Royalvice / DocDiff

ACM Multimedia 2023: DocDiff: Document Enhancement via Residual Diffusion Models. Also contains 1597 red seals in Chinese scenes, along with their corresponding binary masks.
https://www.aibupt.com/
MIT License
196 stars 21 forks source link

RuntimeError: Sizes of tensors #2

Closed Ru-Van closed 1 year ago

Ru-Van commented 1 year ago

I tried to test your model and got an inference in Colab, but I got an error: File "/content/DocDiff/model/DocDiff.py", line 315, in forward x = torch.cat((x, s), dim=1) RuntimeError: Sizes of tensors must match except in dimension 1. Expected size 440 but got size 439 for tensor number 1 in the list.

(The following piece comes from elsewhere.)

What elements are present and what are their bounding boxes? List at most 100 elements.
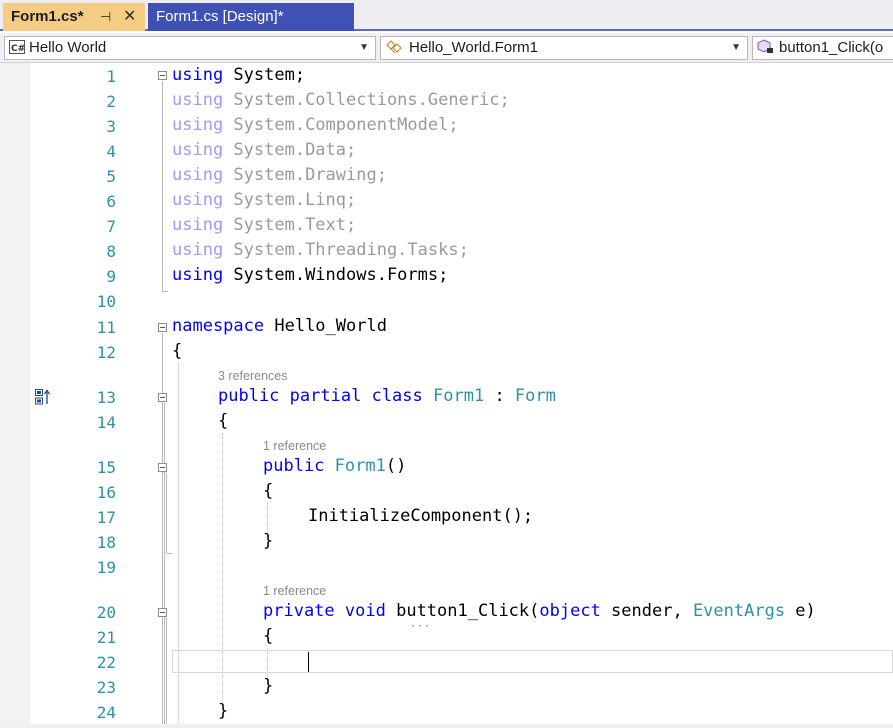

 315        print(x.shape, s.shape)
 316        x = torch.cat((x, s), dim=1)
------------------------------------------------------------------------------
torch.Size([1, 128, 220, 160]) torch.Size([1, 128, 220, 160])
torch.Size([1, 128, 220, 160]) torch.Size([1, 96, 220, 160])
torch.Size([1, 128, 440, 320]) torch.Size([1, 96, 439, 319])

My conf.yml

# model
IMAGE_SIZE : [128, 128]   # load image size, if it's train mode, it will be randomly cropped to IMAGE_SIZE. If it's test mode, it will be resized to IMAGE_SIZE.
CHANNEL_X : 3             # input channel
CHANNEL_Y : 3             # output channel
TIMESTEPS : 100           # diffusion steps
SCHEDULE : 'linear'       # linear or cosine
MODEL_CHANNELS : 32       # basic channels of Unet
NUM_RESBLOCKS : 1         # number of residual blocks
CHANNEL_MULT : [1,2,3,4]  # channel multiplier of each layer
NUM_HEADS : 1

MODE : 0                  # 1 Train, 0 Test
PRE_ORI : 'True'          # if True, predict $x_0$, else predict $\epsilon$.

# test
NATIVE_RESOLUTION : 'False'               # if True, test with native resolution
DPM_SOLVER : 'False'      # if True, test with DPM_solver
DPM_STEP : 20             # DPM_solver step
BATCH_SIZE_VAL : 1        # test batch size
TEST_PATH_GT : '/content/drive/MyDrive/wight/data/'         # path of ground truth
TEST_PATH_IMG : '/content/drive/MyDrive/wight/data/'        # path of input
TEST_INITIAL_PREDICTOR_WEIGHT_PATH : '/content/drive/MyDrive/wight/init_predictor_document_deblurring.pth'   # path of initial predictor
TEST_DENOISER_WEIGHT_PATH : '/content/drive/MyDrive/wight/denoiser_document_deblurring.pth'            # path of denoiser
TEST_IMG_SAVE_PATH : './results'  

Input image has size [1654, 2339, 3]

Could you help me solve the problem?

Royalvice commented 1 year ago

Hello, as mentioned in Guide in README.EN.md, please make sure that the width and height of the input image are both multiples of 8. So [1654, 2339, 3] needs to be padded to [1656, 2344, 3].